A general-purpose houseplant liquid at half strength — UK: Baby Bio, Westland Houseplant Feed or Phostrogen; US: Miracle-Gro Indoor Plant Food or Schultz. Convenient and fast-acting; the only risk is overdoing it.

Brand names are examples, not endorsements, and UK and US ranges differ — check the label’s own NPK and dilution rate, since formulations change.

Fertilising dyer's cycad — frequently asked questions

What fertiliser does dyer's cycad need?

A balanced general houseplant feed (roughly even N-P-K) is exactly right — it is grown for foliage, so steady, moderate nitrogen for healthy leaves is the goal, not a bloom or root formula. Dyer's Cycad is an easy, light foliage feeder — a half-strength balanced liquid feed through the growing months keeps it green without forcing weak, sappy growth.

How often should I feed dyer's cycad?

Use a slow-release granular cycad or palm fertiliser with a full micronutrient profile (especially manganese and zinc) once in spring. Optionally supplement with a diluted liquid feed in early summer. Never fertilise in autumn or winter. This is a light feeder — excess fertiliser causes rank, weak growth. Use a slow-release granular cycad or palm fertiliser with a full micronutrient profile (especially manganese and zinc) once in spring. Optionally supplement with a diluted liquid feed in early summer. Never fertilise in autumn or winter. This is a light feeder — excess fertiliser causes rank, weak growth. Treat that as sparingly through the growing season between spring through early autumn (roughly March to September); ease off in autumn and stop entirely in the low light of winter.

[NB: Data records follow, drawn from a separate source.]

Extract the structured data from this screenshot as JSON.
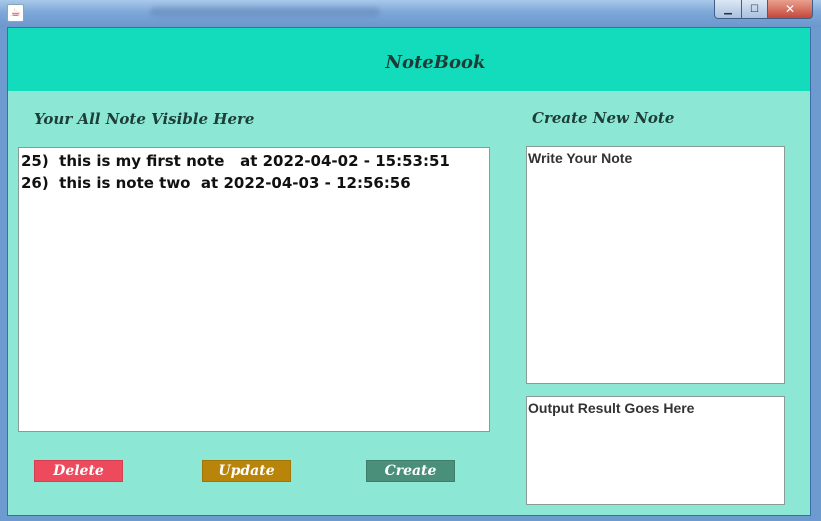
{
  "window": {
    "icon": "java-icon",
    "controls": {
      "minimize": "▁",
      "maximize": "☐",
      "close": "✕"
    }
  },
  "header": {
    "title": "NoteBook"
  },
  "labels": {
    "notes_section": "Your All Note Visible Here",
    "create_section": "Create New Note"
  },
  "notes": [
    "25)  this is my first note   at 2022-04-02 - 15:53:51",
    "26)  this is note two  at 2022-04-03 - 12:56:56"
  ],
  "note_input": {
    "value": "Write Your Note"
  },
  "output": {
    "value": "Output Result Goes Here"
  },
  "buttons": {
    "delete": "Delete",
    "update": "Update",
    "create": "Create"
  },
  "colors": {
    "header": "#13dcbd",
    "background": "#8ce8d4",
    "delete": "#ee4a5e",
    "update": "#b8840a",
    "create": "#4a8f7a"
  }
}
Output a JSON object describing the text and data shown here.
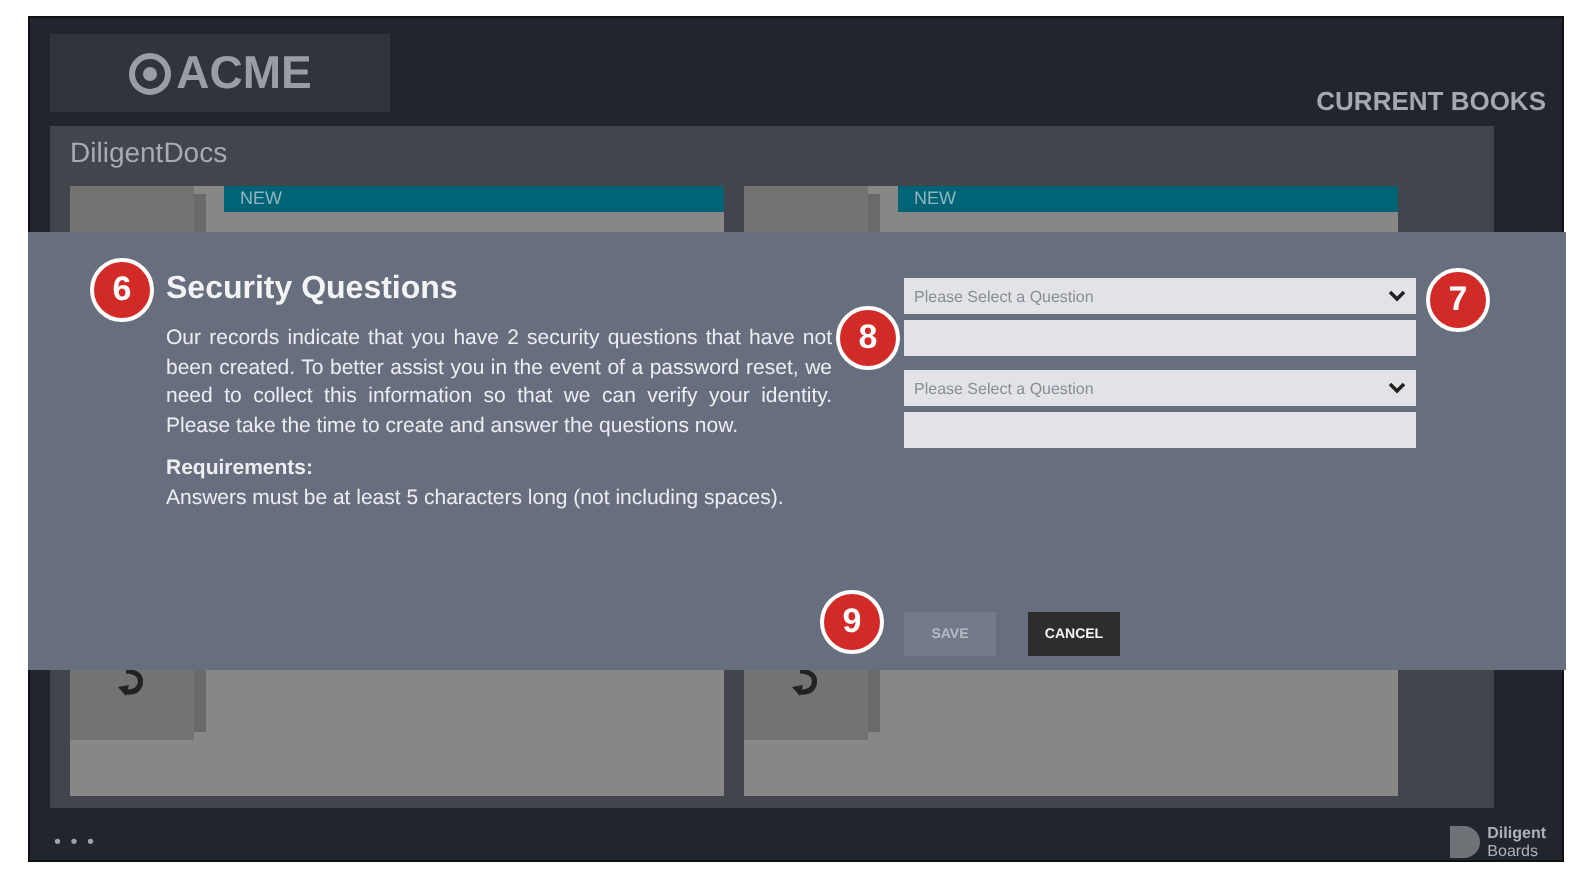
{
  "header": {
    "logo": "ACME",
    "section": "CURRENT BOOKS"
  },
  "library": {
    "title": "DiligentDocs",
    "books": [
      {
        "badge": "NEW"
      },
      {
        "badge": "NEW"
      }
    ]
  },
  "dialog": {
    "title": "Security Questions",
    "message": "Our records indicate that you have 2 security questions that have not been created. To better assist you in the event of a password reset, we need to collect this information so that we can verify your identity. Please take the time to create and answer the questions now.",
    "requirements_heading": "Requirements:",
    "requirements": "Answers must be at least 5 characters long (not including spaces).",
    "questions": [
      {
        "placeholder": "Please Select a Question"
      },
      {
        "placeholder": "Please Select a Question"
      }
    ],
    "buttons": [
      {
        "label": "SAVE",
        "disabled": true
      },
      {
        "label": "CANCEL",
        "disabled": false
      }
    ]
  },
  "callouts": [
    "6",
    "8",
    "7",
    "9"
  ],
  "footer": {
    "more": "• • •",
    "brand": [
      "Diligent",
      "Boards"
    ]
  }
}
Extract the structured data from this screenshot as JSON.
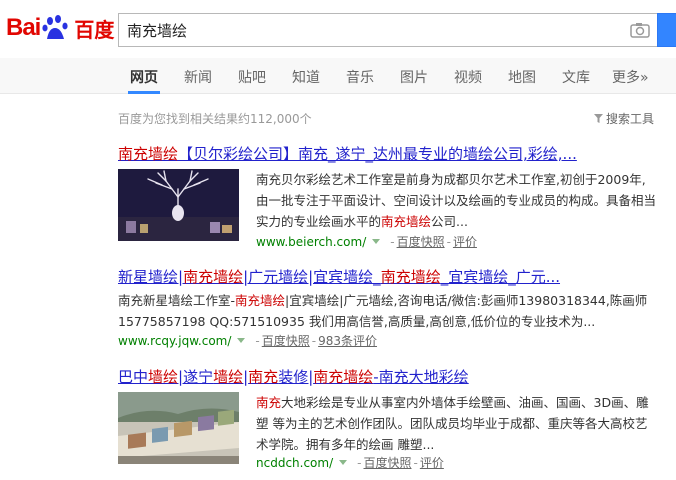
{
  "logo": {
    "text_left": "Bai",
    "text_right": "du",
    "text_cn": "百度"
  },
  "search": {
    "query": "南充墙绘"
  },
  "nav": {
    "tabs": [
      {
        "label": "网页",
        "active": true
      },
      {
        "label": "新闻"
      },
      {
        "label": "贴吧"
      },
      {
        "label": "知道"
      },
      {
        "label": "音乐"
      },
      {
        "label": "图片"
      },
      {
        "label": "视频"
      },
      {
        "label": "地图"
      },
      {
        "label": "文库"
      },
      {
        "label": "更多»"
      }
    ]
  },
  "meta": {
    "result_count": "百度为您找到相关结果约112,000个",
    "tools_label": "搜索工具"
  },
  "results": [
    {
      "title": [
        {
          "t": "南充墙绘",
          "hl": true
        },
        {
          "t": "【贝尔彩绘公司】南充_遂宁_达州最专业的墙绘公司,彩绘,...",
          "hl": false
        }
      ],
      "desc": [
        {
          "t": "南充贝尔彩绘艺术工作室是前身为成都贝尔艺术工作室,初创于2009年,由一批专注于平面设计、空间设计以及绘画的专业成员的构成。具备相当实力的专业绘画水平的",
          "hl": false
        },
        {
          "t": "南充墙绘",
          "hl": true
        },
        {
          "t": "公司...",
          "hl": false
        }
      ],
      "url": "www.beierch.com/",
      "snapshot": "百度快照",
      "rating": "评价"
    },
    {
      "title": [
        {
          "t": "新星墙绘|",
          "hl": false
        },
        {
          "t": "南充墙绘",
          "hl": true
        },
        {
          "t": "|广元墙绘|宜宾墙绘_",
          "hl": false
        },
        {
          "t": "南充墙绘",
          "hl": true
        },
        {
          "t": "_宜宾墙绘_广元...",
          "hl": false
        }
      ],
      "desc": [
        {
          "t": "南充新星墙绘工作室-",
          "hl": false
        },
        {
          "t": "南充墙绘",
          "hl": true
        },
        {
          "t": "|宜宾墙绘|广元墙绘,咨询电话/微信:彭画师13980318344,陈画师15775857198 QQ:571510935 我们用高信誉,高质量,高创意,低价位的专业技术为...",
          "hl": false
        }
      ],
      "url": "www.rcqy.jqw.com/",
      "snapshot": "百度快照",
      "rating": "983条评价"
    },
    {
      "title": [
        {
          "t": "巴中",
          "hl": false
        },
        {
          "t": "墙绘",
          "hl": true
        },
        {
          "t": "|遂宁",
          "hl": false
        },
        {
          "t": "墙绘",
          "hl": true
        },
        {
          "t": "|",
          "hl": false
        },
        {
          "t": "南充",
          "hl": true
        },
        {
          "t": "装修|",
          "hl": false
        },
        {
          "t": "南充墙绘",
          "hl": true
        },
        {
          "t": "-南充大地彩绘",
          "hl": false
        }
      ],
      "desc": [
        {
          "t": "南充",
          "hl": true
        },
        {
          "t": "大地彩绘是专业从事室内外墙体手绘壁画、油画、国画、3D画、雕塑 等为主的艺术创作团队。团队成员均毕业于成都、重庆等各大高校艺术学院。拥有多年的绘画 雕塑...",
          "hl": false
        }
      ],
      "url": "ncddch.com/",
      "snapshot": "百度快照",
      "rating": "评价"
    }
  ],
  "colors": {
    "brand_red": "#e10601",
    "link_blue": "#2222cc",
    "highlight_red": "#cc0000",
    "url_green": "#008000",
    "button_blue": "#3385ff"
  }
}
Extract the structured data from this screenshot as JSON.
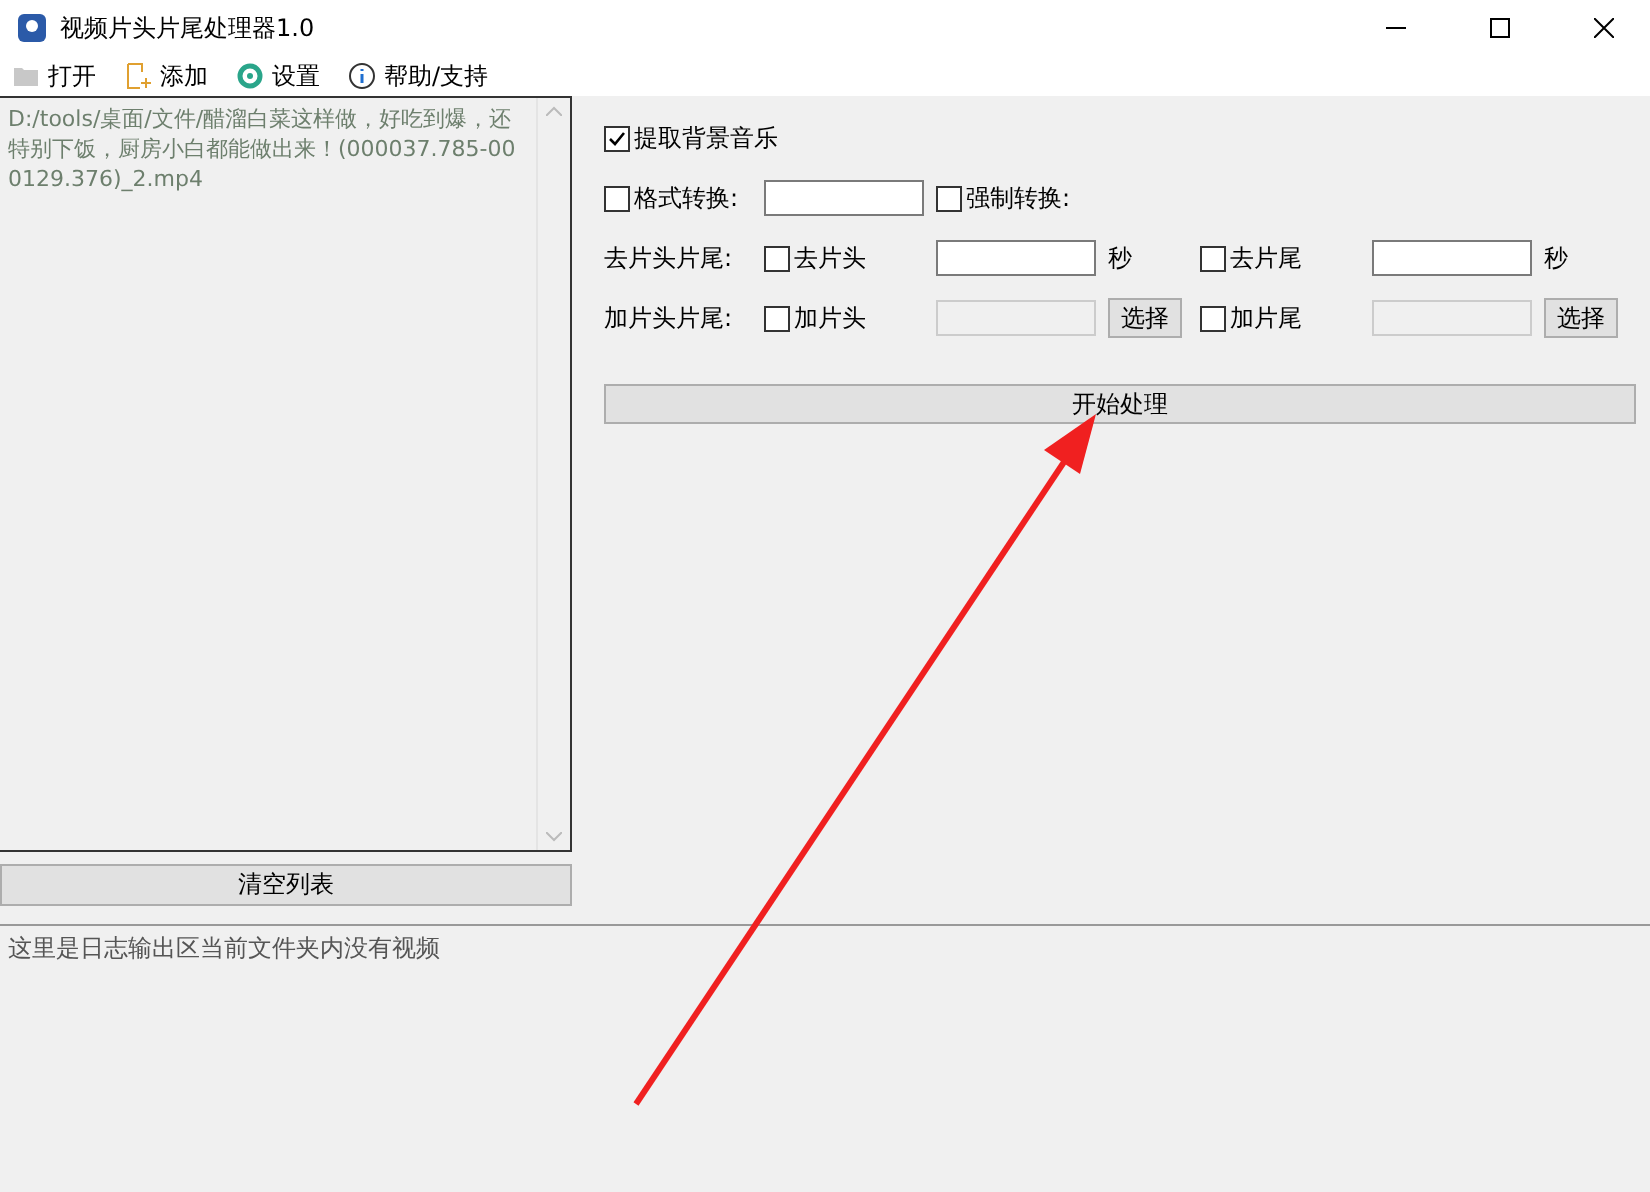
{
  "window": {
    "title": "视频片头片尾处理器1.0"
  },
  "menu": [
    {
      "label": "打开"
    },
    {
      "label": "添加"
    },
    {
      "label": "设置"
    },
    {
      "label": "帮助/支持"
    }
  ],
  "file_list": {
    "items": [
      "D:/tools/桌面/文件/醋溜白菜这样做，好吃到爆，还特别下饭，厨房小白都能做出来！(000037.785-000129.376)_2.mp4"
    ]
  },
  "clear_button": "清空列表",
  "extract_music": {
    "label": "提取背景音乐",
    "checked": true
  },
  "format_row": {
    "checkbox": {
      "label": "格式转换:",
      "checked": false
    },
    "force": {
      "label": "强制转换:",
      "checked": false
    }
  },
  "trim_row": {
    "label": "去片头片尾:",
    "head": {
      "label": "去片头",
      "checked": false,
      "unit": "秒"
    },
    "tail": {
      "label": "去片尾",
      "checked": false,
      "unit": "秒"
    }
  },
  "add_row": {
    "label": "加片头片尾:",
    "head": {
      "label": "加片头",
      "checked": false,
      "button": "选择"
    },
    "tail": {
      "label": "加片尾",
      "checked": false,
      "button": "选择"
    }
  },
  "start_button": "开始处理",
  "log": "这里是日志输出区当前文件夹内没有视频"
}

What strength of feed for dyer's cycad?

Half strength is the safe default for dyer's cycad — houseplant feeds are formulated strong, and the diluted dose is gentler on the roots while still ample for foliage.

What does over-feeding dyer's cycad look like?

Brown, crispy leaf tips and edges with no sign of underwatering. A white, crusty salt deposit on the soil surface or pot rim. Weak, pale, stretched new growth that flops. Lower leaves yellow and drop while the soil is correctly watered. Feeding dyer's cycad year-round on a fixed schedule, including dark winter months, is the most common mistake — it cannot use the nutrients in low light and the surplus simply burns the roots and crusts the soil.

Should I flush the soil of dyer's cycad?

Flush the pot of dyer's cycad with plain water until it runs freely from the base every couple of months in the feeding season — it washes out the fertiliser salts that cause brown tips.